Girls in Kenya
Many girls who attend school in Kenya's poorest county, Kakamega, are forced to leave due to marriage or early pregnancy Elsa Buchanan for IBTimes UK

"I've never experienced happiness in my marriage. I've never seen the benefit of being married,." These are the words of Chimwemwe, a teenager living in a small village in rural Malawi.

Like one in four girls who marry before they are 18 in sub-Saharan Africa, Chimwemwe was just 12-years-old when she married a 17-year-old to break free from poverty at home. Talking about her marriage, Chimwemwe said she was hoping for a life of love and prosperity, but instead endured poverty and violence at the hands of her husband.

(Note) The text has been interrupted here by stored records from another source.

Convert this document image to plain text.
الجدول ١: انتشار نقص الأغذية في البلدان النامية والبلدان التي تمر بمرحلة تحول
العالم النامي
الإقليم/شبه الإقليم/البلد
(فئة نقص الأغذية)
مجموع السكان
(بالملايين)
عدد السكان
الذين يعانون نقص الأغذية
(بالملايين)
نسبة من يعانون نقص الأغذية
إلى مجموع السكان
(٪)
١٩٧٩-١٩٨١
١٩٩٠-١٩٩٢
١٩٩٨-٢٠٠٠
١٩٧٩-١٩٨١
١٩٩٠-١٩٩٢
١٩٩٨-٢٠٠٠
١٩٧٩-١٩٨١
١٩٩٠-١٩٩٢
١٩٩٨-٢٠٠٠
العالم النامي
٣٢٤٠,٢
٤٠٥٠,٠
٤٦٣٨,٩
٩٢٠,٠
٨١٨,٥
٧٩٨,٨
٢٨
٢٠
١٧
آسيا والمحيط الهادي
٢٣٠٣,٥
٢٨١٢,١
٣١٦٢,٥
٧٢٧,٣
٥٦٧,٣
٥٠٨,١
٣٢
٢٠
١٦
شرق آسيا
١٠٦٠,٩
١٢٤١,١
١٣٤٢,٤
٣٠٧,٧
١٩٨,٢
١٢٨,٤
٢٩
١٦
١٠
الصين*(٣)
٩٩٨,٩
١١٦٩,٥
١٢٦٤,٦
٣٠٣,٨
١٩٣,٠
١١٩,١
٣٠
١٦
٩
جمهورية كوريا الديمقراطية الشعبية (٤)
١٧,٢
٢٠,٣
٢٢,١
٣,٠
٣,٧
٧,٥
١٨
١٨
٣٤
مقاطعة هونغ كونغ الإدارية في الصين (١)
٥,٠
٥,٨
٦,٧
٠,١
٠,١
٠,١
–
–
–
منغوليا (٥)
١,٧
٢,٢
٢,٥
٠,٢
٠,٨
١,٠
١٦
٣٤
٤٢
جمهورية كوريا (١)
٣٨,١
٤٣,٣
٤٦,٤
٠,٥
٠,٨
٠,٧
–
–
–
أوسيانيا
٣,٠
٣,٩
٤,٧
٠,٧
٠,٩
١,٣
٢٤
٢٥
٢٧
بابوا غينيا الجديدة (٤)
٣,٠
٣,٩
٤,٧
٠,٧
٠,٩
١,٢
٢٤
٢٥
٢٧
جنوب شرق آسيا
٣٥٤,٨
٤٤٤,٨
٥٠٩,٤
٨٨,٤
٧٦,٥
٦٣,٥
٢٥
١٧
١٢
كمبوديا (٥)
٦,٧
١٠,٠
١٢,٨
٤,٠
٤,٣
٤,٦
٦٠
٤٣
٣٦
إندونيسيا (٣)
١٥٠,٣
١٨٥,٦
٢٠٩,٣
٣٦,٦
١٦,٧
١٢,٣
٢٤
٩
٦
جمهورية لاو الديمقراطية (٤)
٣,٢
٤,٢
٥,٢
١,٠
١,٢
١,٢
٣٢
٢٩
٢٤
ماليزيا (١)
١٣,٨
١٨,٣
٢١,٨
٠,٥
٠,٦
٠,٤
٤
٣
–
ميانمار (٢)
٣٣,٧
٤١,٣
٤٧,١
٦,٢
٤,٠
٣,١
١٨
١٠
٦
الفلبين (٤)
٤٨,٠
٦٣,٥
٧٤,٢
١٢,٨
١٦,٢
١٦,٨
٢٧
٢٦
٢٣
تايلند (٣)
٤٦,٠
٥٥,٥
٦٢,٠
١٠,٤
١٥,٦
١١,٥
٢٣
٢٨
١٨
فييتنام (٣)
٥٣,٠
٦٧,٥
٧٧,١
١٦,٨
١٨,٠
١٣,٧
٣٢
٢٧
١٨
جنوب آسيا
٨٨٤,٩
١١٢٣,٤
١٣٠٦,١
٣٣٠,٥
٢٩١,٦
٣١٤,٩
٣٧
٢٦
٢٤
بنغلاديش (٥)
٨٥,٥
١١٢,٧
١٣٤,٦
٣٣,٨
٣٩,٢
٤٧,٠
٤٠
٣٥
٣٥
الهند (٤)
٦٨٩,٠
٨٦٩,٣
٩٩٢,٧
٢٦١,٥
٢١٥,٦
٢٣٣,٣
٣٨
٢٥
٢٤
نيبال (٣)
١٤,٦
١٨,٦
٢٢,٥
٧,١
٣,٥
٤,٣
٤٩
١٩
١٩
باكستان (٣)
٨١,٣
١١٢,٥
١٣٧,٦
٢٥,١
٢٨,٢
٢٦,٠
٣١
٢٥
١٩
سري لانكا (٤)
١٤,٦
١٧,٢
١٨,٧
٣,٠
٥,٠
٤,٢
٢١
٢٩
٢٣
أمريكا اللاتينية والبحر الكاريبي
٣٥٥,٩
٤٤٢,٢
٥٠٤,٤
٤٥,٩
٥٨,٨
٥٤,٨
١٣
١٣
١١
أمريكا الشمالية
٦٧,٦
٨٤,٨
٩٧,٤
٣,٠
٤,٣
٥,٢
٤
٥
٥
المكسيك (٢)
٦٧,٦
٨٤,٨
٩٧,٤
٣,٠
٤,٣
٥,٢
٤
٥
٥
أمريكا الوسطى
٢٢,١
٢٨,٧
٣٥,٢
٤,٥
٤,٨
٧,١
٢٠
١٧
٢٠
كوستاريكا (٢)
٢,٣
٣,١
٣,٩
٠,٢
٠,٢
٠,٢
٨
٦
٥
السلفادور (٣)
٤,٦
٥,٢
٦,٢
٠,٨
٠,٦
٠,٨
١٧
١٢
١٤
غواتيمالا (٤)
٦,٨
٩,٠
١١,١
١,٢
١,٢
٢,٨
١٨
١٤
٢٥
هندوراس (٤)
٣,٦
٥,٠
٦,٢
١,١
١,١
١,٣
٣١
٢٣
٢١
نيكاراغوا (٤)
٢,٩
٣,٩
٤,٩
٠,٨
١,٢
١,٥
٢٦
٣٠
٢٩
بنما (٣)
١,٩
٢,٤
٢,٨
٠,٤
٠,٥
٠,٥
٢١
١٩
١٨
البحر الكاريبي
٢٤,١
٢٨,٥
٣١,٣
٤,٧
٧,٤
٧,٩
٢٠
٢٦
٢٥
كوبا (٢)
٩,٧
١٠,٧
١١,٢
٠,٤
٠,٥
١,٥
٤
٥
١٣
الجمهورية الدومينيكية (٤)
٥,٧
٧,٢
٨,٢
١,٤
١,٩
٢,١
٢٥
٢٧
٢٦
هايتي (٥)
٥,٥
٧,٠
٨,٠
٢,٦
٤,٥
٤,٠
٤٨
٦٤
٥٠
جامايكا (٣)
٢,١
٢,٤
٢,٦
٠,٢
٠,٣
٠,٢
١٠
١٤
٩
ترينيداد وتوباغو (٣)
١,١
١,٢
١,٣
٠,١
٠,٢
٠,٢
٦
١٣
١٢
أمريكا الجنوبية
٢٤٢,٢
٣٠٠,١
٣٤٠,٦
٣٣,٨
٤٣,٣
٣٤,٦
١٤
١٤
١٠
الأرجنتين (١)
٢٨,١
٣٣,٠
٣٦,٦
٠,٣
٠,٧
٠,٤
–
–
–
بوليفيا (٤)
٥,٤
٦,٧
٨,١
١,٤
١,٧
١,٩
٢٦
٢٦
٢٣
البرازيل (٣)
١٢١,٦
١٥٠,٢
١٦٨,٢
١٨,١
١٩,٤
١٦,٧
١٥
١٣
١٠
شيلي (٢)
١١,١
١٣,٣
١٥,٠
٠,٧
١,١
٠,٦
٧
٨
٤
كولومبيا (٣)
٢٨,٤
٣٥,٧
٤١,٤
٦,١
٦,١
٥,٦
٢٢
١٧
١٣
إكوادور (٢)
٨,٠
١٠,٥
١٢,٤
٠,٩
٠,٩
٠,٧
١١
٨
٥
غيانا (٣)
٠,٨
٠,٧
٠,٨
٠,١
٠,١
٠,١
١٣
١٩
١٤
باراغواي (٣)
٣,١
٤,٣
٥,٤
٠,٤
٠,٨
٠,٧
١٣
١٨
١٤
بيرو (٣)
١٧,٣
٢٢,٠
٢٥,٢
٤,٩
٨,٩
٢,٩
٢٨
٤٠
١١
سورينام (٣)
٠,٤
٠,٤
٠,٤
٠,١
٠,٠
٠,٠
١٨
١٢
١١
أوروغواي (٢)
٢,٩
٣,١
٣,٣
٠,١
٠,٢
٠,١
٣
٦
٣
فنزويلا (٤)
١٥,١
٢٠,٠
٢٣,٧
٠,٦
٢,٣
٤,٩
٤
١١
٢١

Chimwemwe is just one in every two girls who marry before age 18 in Malawi, and her story mirrors that of millions for whom marrying early often means child brides drop out of school and are exposed to domestic and sexual violence.

New UNICEF data revealed that 76% of girls in Niger and around 70% of girls in Central African Republic and Chad marry before their 18th birthday.

African leaders have shown growing support to end the scourge of child marriage in Africa. This week, leaders attending the 28th African Union (AU) Summit in Addis Ababa, Ethiopia, held a high-level meeting on an AU campaign to end child marriage.

For Agnes Odhiambo, women's rights researcher and advocate at Human Rights Watch, progress to end child marriage has been slow, despite these growing efforts.

Odhiambo, who interviews girls in South Sudan, Tanzania, and Malawi about their marriages, described how the AU campaign already pushed heads of states to adopt an agreement on child marriage in June 2015.

School girls at risk of child marriage
Poor access to quality education can also contribute to child marriage: when schools are too expensive, far, or poor quality, many families may pull their daughters out, leaving them at greater risk of marriage, and early motherhood Elsa Buchanan for IBTimes UK

Detailed steps that governments should take to reduce the harmful practice include enacting and implementing laws that set the minimum marriage age at 18 or above and establishing comprehensive and well-financed national plans of action.

Following the agreement, the Gambia – where 36% of girls are married before 18, and approximately 7% before 15 – joined Tanzania, Zimbabwe and Malawi in trying to ensure girls do not face death from early pregnancy, by imposing a ban on child marriages in mid-2016.

Tanzania had earlier announced it was taking a tougher stance on child marriage and teenage pregnancy with 30-year jail sentences.

"It's encouraging that African leaders have put child marriage high on their agenda. (But) without accelerating changes on the ground, the number of child brides will double by 2050," Odhiambo said from Nairobi on Tuesday (1 February).

If no substantial progress is made, the United Nations Children's Fund (Unicef) currently estimates that the number of married girls in Africa could well rise from 125 million to 310 million by 2050.

"There is no simple solution for ending child marriage. Ensuring that girls have access to decent education is important. It's also key that community and religious leaders understand and commit to their respective roles in ending child marriage," she explained. "But we should also constantly assess if efforts to end child marriage are working or not. If they are not, Africa's leaders should speak out and act promptly."

African nations account for 17 of the 20 countries with the highest rates of child marriage globally.